In keyinstall, there is a possible out of bounds read vulnerability due to a missing bounds check. The vulnerability was discovered in May 2023 and affects MediaTek chipsets running Android versions 11.0, 12.0, and 13.0. This vulnerability has been assigned CVE-2023-20711 and has been rated as MEDIUM severity with a CVSS v3.1 base score of 4.4 (NVD, MediaTek Bulletin).

The vulnerability is classified as an Out-of-bounds Read (CWE-125) issue that occurs in the keyinstall component. It requires System execution privileges for exploitation and no user interaction is needed. The CVSS vector string is CVSS:3.1/AV:L/AC:L/PR:H/UI:N/S:U/C:H/I:N/A:N, indicating local access, low attack complexity, high privileges required, and potential for high confidentiality impact (NVD).

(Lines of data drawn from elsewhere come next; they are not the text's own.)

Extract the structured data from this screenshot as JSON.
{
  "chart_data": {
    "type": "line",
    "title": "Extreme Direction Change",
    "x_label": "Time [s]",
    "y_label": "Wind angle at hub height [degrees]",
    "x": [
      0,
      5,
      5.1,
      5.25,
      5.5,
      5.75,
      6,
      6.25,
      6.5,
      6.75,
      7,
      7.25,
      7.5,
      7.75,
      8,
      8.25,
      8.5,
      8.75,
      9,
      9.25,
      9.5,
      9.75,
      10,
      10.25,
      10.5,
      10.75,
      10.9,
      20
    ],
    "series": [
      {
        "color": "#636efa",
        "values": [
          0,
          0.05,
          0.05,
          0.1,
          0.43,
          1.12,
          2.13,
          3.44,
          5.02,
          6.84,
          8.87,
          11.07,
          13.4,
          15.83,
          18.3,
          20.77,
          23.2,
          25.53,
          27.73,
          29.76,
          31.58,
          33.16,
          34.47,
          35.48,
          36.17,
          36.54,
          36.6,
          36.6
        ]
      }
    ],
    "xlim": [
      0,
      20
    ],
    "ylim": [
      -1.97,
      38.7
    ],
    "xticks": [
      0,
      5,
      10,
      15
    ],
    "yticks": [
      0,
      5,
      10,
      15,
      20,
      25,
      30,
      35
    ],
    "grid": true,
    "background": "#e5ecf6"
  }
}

The vulnerability could lead to local information disclosure if exploited successfully. Since it requires System execution privileges, the impact is somewhat limited but could still result in unauthorized access to sensitive information on affected devices (MediaTek Bulletin).

MediaTek has released security patches for the affected chipsets. Device OEMs were notified of the issues and corresponding security patches at least two months before the public disclosure. Users should ensure their devices are updated with the latest security patches (MediaTek Bulletin).